For those who are yet to issue proceedings, or are negotiating such financial settlements, the uncertainty surrounding the value of their assets will make the task of fair division problematic. The catastrophic effect on stock markets worldwide will no doubt have depleted the value of many personal share portfolios and pensions, and family businesses are at risk of lower valuations as a result of the global economic uncertainty. Although every case is fact dependent, it seems that one of the few pieces of advice lawyers may be able to give in this respect is to wait until assets have recovered some value and, if proceedings have been started, adjourn any financial claim for the same reason. Courts may be open to interim orders in cases where ongoing maintenance payments are required, however the turbulence as to how long the pandemic will last, not least how long economic recovery will take, makes putting a timeframe on such orders more difficult.

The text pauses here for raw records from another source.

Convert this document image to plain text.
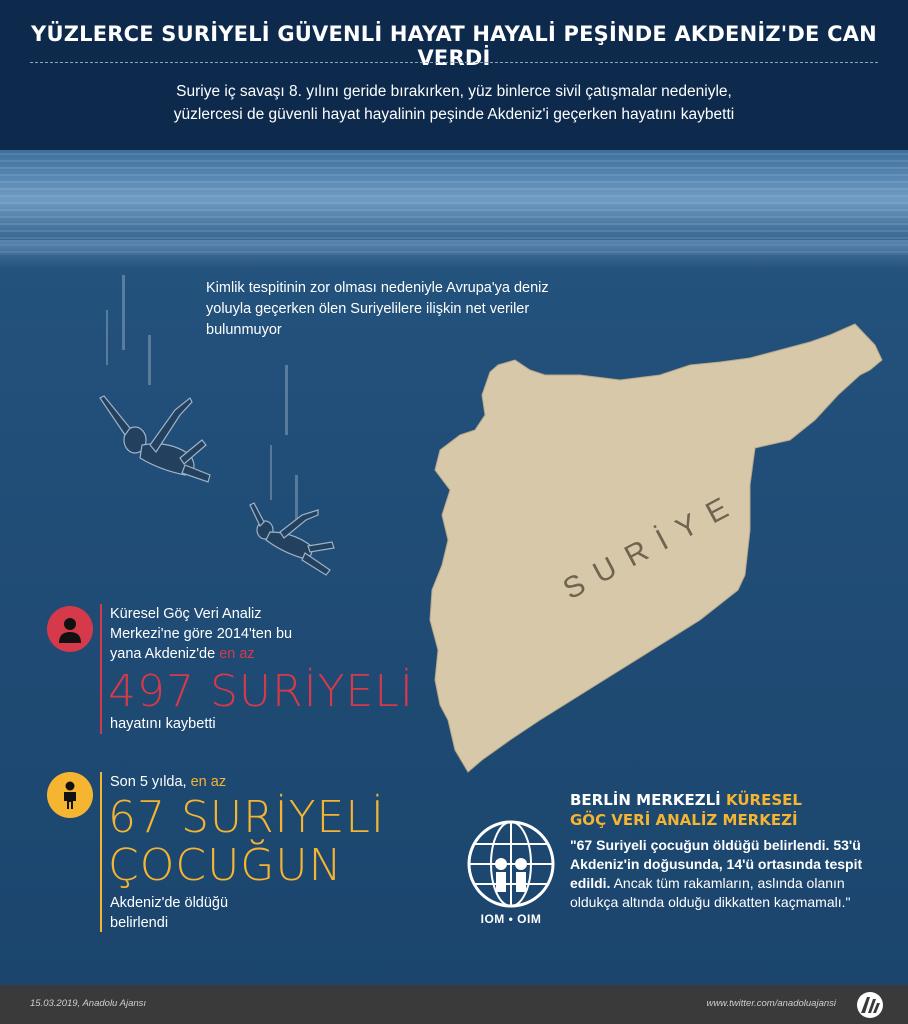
YÜZLERCE SURİYELİ GÜVENLİ HAYAT HAYALİ PEŞİNDE AKDENİZ'DE CAN VERDİ
Suriye iç savaşı 8. yılını geride bırakırken, yüz binlerce sivil çatışmalar nedeniyle, yüzlercesi de güvenli hayat hayalinin peşinde Akdeniz'i geçerken hayatını kaybetti
Kimlik tespitinin zor olması nedeniyle Avrupa'ya deniz yoluyla geçerken ölen Suriyelilere ilişkin net veriler bulunmuyor
SURİYE
Küresel Göç Veri Analiz
Merkezi'ne göre 2014'ten bu
yana Akdeniz'de en az
497 SURİYELİ
hayatını kaybetti
Son 5 yılda, en az
67 SURİYELİ
ÇOCUĞUN
Akdeniz'de öldüğü
belirlendi
BERLİN MERKEZLİ KÜRESEL
GÖÇ VERİ ANALİZ MERKEZİ
IOM • OIM
"67 Suriyeli çocuğun öldüğü belirlendi. 53'ü Akdeniz'in doğusunda, 14'ü ortasında tespit edildi. Ancak tüm rakamların, aslında olanın oldukça altında olduğu dikkatten kaçmamalı."
15.03.2019, Anadolu Ajansı	www.twitter.com/anadoluajansi
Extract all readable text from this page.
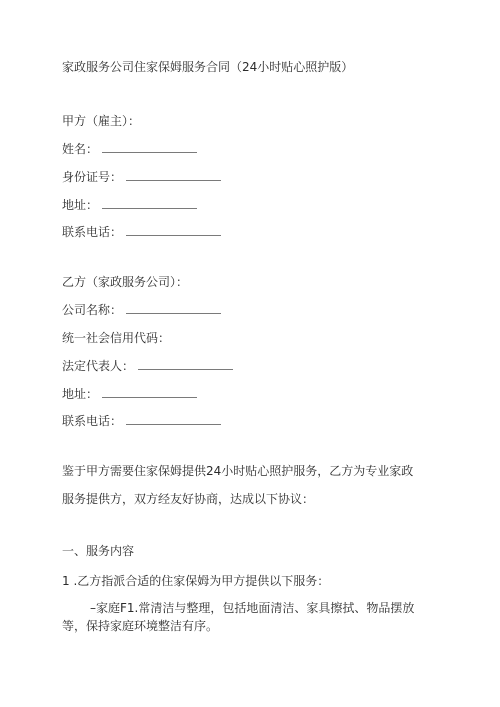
家政服务公司住家保姆服务合同（24小时贴心照护版）
甲方（雇主）：
姓名：
身份证号：
地址：
联系电话：
乙方（家政服务公司）：
公司名称：
统一社会信用代码：
法定代表人：
地址：
联系电话：
鉴于甲方需要住家保姆提供24小时贴心照护服务，乙方为专业家政
服务提供方，双方经友好协商，达成以下协议：
一、服务内容
1 .乙方指派合适的住家保姆为甲方提供以下服务：
–家庭F1.常清洁与整理，包括地面清洁、家具擦拭、物品摆放等，保持家庭环境整洁有序。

Similarly, cases involving children will surely experience the same, if not more complex hurdles, particularly if there is an international element to the case.

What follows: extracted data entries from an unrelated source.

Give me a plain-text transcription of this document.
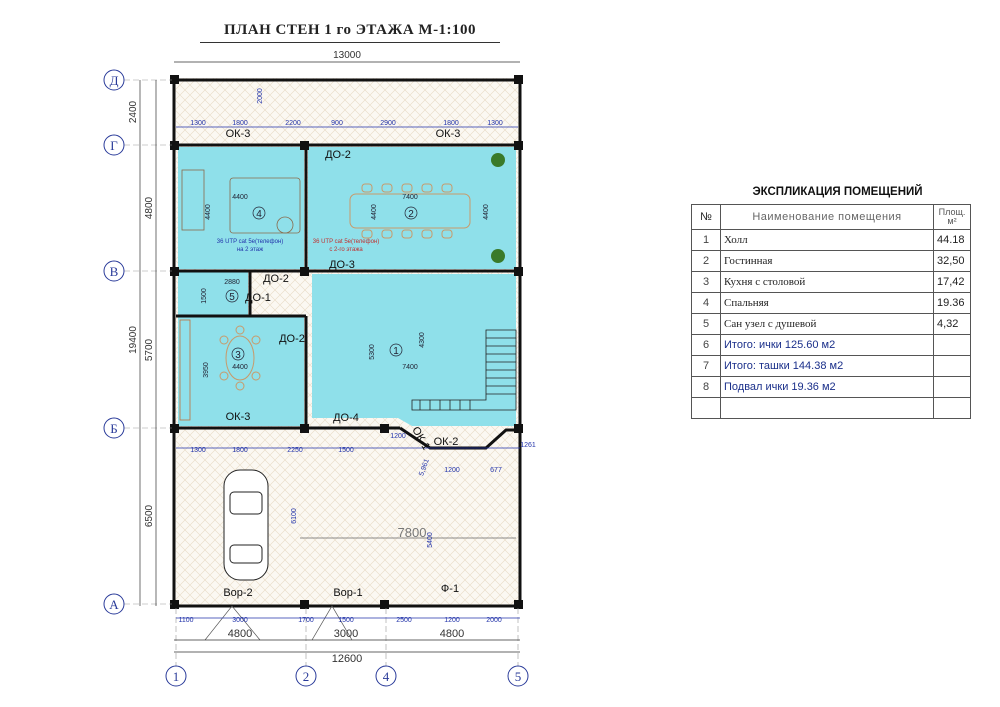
ПЛАН СТЕН 1 го ЭТАЖА М-1:100
Д
Г
В
Б
А
1	2	4	5
13000
4800	3000	4800
12600
7800
2400
4800
5700
6500
19400
6100
5400
1300	1800	2200	900	2900	1800	1300
1300	1800	2250	1500
1200
1200
1100	3000	1700	1500	2500	1200	2000
2000
1261
677
5,961
4400
4400
7400
4400	4400
4400
3950	7400
5300
4300
2880
1500
4	2
3	1
5
ОК-3	ОК-3
ОК-3
ОК-1 ОК-2
ДО-2
ДО-3
ДО-2
ДО-1
ДО-2
ДО-4
Вор-2	Вор-1	Ф-1
36 UTP cat 5e(телефон)
на 2 этаж
36 UTP cat 5e(телефон)
с 2-го этажа
ЭКСПЛИКАЦИЯ ПОМЕЩЕНИЙ
№	Наименование помещения	Площ.
м²

1	Холл	44.18
2	Гостинная	32,50
3	Кухня с столовой	17,42
4	Спальняя	19.36
5	Сан узел с душевой	4,32
6	Итого: ички 125.60 м2	
7	Итого: ташки 144.38 м2	
8	Подвал ички 19.36 м2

The court’s paramount consideration, when assessing what order to make in a private children dispute, is the welfare of the child, and naturally what arrangements will best facilitate said welfare. Deciding which arrangements best promote the child’s welfare involves balancing a number of factors, including any harm which a child has suffered or is at risk of suffering if an order is made.

Clearly, a public health crisis of this magnitude is something which a judge would have to consider when making an order in a child’s best interests. In saying this, parents themselves have rights which a court will consider and there is an assumption that both parents should be involved in the upbringing of their children. What then for contact arrangements which may already be in place? It is re-emphasised that cooperation between partners is critical.

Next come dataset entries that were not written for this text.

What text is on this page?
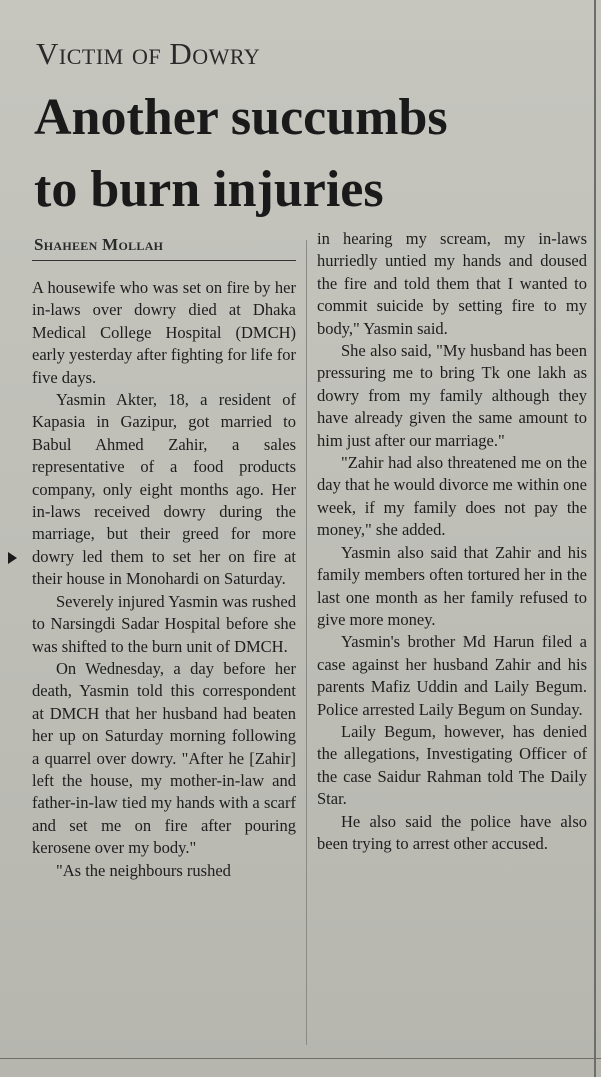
Victim of Dowry
Another succumbs
to burn injuries
Shaheen Mollah

A housewife who was set on fire by her in-laws over dowry died at Dhaka Medical College Hospital (DMCH) early yesterday after fighting for life for five days.

Yasmin Akter, 18, a resident of Kapasia in Gazipur, got married to Babul Ahmed Zahir, a sales representative of a food products company, only eight months ago. Her in-laws received dowry during the marriage, but their greed for more dowry led them to set her on fire at their house in Monohardi on Saturday.

Severely injured Yasmin was rushed to Narsingdi Sadar Hospital before she was shifted to the burn unit of DMCH.

On Wednesday, a day before her death, Yasmin told this correspondent at DMCH that her husband had beaten her up on Saturday morning following a quarrel over dowry. "After he [Zahir] left the house, my mother-in-law and father-in-law tied my hands with a scarf and set me on fire after pouring kerosene over my body."

"As the neighbours rushed

in hearing my scream, my in-laws hurriedly untied my hands and doused the fire and told them that I wanted to commit suicide by setting fire to my body," Yasmin said.

She also said, "My husband has been pressuring me to bring Tk one lakh as dowry from my family although they have already given the same amount to him just after our marriage."

"Zahir had also threatened me on the day that he would divorce me within one week, if my family does not pay the money," she added.

Yasmin also said that Zahir and his family members often tortured her in the last one month as her family refused to give more money.

Yasmin's brother Md Harun filed a case against her husband Zahir and his parents Mafiz Uddin and Laily Begum. Police arrested Laily Begum on Sunday.

Laily Begum, however, has denied the allegations, Investigating Officer of the case Saidur Rahman told The Daily Star.

He also said the police have also been trying to arrest other accused.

Necessary preventative measures such as social distancing and self-isolation will no doubt be concerns of a number of parents who have court-ordered child contact arrangements in place. Whether to risk the further spread of the virus against breaching a court order is something which will weigh heavily on parents. The closure of schools, where many handovers of children are ordered/agreed to take place, will make this more worrisome.

However, court orders will usually provide some scope for, and indeed encourage where achievable, agreement between parents. This means that there is scope for compromise and recognises that unforeseen circumstances can change. Subsequently, the first port of call for parents should be to attempt to agree between themselves on any reasonable variations to contact arrangements. Using third-parties or mediators to help with this process may be of assistance to some. Simply refusing to follow the order under the guise of ‘Corona’ will be unlikely to be looked upon favourably by a court, although only time will tell how much sympathy judges will have with parents who isolate their children for genuine reasons related to the virus. It will inevitably turn on the circumstances, but the availability of technology such as Skype, Google Hangout, Houseparty and Zoom means that, even if children are isolated, that they should be able to speak with both parents with supervision and encouragement. These are surreal times where a significant amount of educated guess work is going into virtually all facets of society. But we should remain optimistic that cooperation, both in and out of the family law sphere, will result in a positive outcome.